What I did notice was that both times he started the 5htp he roller coasted badly – that is his mood would start to lift and then it would plummet and this would happen 2 to 4 times in a day for 2 or 3 days then he’d be fine – back to thoughtful, clever, positive and witty Brian. I don’t recall the rollercoaster being so extreme when he didn’t take 5htp.
When he got to China he was starting to go down and by the 5th day he was up and down. So his sister and girlfriend were keeping him close – even making him go to there work places. The day before he died he increased his dose to 50mg twice a day – which I suggested. This tortures me – I wonder if that made him rollercoaster even more which led him to his death. I know in my heart and mind Brian didn’t want to die – he wanted to get better. He loved life passionately. Please tell me honestly of your knowledge about that effect (the rollercoastering) – that is just another torment I have to live with. In your experience does 5htp cause those swings – initially at least ?

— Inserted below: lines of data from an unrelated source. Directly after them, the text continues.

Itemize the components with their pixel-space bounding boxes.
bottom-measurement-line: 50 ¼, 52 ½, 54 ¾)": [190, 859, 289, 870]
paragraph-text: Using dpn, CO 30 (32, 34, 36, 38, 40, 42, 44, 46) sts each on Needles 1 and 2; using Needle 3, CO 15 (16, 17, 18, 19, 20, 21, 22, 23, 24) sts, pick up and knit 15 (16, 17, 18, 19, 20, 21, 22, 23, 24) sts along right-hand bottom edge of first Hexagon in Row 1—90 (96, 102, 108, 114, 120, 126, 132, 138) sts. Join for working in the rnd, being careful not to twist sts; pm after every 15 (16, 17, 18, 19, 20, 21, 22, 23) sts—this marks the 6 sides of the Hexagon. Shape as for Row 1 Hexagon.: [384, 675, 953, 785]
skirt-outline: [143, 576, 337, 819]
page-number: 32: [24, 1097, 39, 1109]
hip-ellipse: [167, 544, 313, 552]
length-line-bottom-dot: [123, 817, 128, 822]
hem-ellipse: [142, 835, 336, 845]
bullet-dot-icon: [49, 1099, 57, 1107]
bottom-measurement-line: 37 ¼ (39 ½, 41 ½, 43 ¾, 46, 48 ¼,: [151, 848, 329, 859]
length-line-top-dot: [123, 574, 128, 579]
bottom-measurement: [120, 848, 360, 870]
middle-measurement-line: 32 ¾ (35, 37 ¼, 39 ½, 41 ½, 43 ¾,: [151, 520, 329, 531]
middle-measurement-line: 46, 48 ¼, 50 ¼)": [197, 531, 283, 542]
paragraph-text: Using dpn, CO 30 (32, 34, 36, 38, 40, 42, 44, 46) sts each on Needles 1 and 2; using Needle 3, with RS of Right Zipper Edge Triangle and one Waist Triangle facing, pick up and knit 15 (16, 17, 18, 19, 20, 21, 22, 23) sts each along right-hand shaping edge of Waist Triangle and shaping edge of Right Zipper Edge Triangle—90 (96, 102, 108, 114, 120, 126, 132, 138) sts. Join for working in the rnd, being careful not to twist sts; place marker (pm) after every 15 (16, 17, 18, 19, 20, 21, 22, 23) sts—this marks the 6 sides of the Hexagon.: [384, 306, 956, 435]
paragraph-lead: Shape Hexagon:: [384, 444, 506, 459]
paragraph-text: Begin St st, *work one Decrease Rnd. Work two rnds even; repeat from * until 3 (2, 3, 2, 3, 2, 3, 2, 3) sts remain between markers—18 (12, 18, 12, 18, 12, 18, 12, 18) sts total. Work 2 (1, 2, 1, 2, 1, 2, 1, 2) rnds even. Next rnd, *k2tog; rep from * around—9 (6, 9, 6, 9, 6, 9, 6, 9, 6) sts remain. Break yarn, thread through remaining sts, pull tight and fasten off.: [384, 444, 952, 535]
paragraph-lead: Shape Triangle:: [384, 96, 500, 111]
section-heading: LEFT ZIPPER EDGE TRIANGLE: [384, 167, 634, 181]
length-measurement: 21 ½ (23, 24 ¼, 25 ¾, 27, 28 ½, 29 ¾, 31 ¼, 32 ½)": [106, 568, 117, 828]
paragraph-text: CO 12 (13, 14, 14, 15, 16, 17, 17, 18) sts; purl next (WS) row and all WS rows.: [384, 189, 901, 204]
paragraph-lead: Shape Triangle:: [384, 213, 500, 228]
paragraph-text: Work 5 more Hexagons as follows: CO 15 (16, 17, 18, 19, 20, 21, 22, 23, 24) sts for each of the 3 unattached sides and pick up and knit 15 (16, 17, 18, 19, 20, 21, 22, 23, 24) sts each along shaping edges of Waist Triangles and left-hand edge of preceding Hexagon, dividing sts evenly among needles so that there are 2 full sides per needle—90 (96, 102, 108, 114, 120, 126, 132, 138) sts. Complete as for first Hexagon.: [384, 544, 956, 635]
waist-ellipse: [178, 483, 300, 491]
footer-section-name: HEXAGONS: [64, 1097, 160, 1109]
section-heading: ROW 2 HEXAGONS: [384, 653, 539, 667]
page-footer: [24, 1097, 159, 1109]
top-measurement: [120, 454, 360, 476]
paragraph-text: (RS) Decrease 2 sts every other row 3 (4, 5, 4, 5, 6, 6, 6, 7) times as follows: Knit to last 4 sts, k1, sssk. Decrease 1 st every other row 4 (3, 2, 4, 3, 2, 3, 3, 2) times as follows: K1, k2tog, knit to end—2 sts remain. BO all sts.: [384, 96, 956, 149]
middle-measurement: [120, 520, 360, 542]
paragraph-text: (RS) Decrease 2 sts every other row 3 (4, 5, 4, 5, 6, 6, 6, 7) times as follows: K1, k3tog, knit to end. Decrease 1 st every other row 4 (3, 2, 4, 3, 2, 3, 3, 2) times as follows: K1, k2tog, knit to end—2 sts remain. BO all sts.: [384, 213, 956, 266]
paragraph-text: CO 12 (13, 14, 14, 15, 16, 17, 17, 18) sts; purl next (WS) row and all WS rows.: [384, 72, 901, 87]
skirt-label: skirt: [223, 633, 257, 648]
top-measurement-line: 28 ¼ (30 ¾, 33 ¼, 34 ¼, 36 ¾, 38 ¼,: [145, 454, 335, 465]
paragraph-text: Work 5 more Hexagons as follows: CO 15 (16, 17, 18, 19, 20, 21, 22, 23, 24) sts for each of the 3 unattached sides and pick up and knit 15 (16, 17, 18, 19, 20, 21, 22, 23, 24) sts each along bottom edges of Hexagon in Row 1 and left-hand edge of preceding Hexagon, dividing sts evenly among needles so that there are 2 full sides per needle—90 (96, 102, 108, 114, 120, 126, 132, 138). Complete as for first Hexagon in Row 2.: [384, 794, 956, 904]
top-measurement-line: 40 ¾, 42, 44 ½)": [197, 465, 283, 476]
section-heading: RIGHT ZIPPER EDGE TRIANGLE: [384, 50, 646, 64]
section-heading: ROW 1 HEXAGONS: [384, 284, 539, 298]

A. We have not heard of rollercoastering occurring with 5-HTP, this has not been reported to us, but in someone who has a very labile mood, this may potentially occur whether a person is taking 5-HTP or a pharmaceutical medicine. There are countless cases of depressed individuals who take their lives even when observed and monitored by mental health professionals and even when placed on potent prescription antidepressants (this happens every day countless times). Sometimes events occur that are out of our control, no matter how much we wish we could prevent something bad from happening. We think your son would rather have you cherish and remember the wonderful times you shared with him than to feel guilty.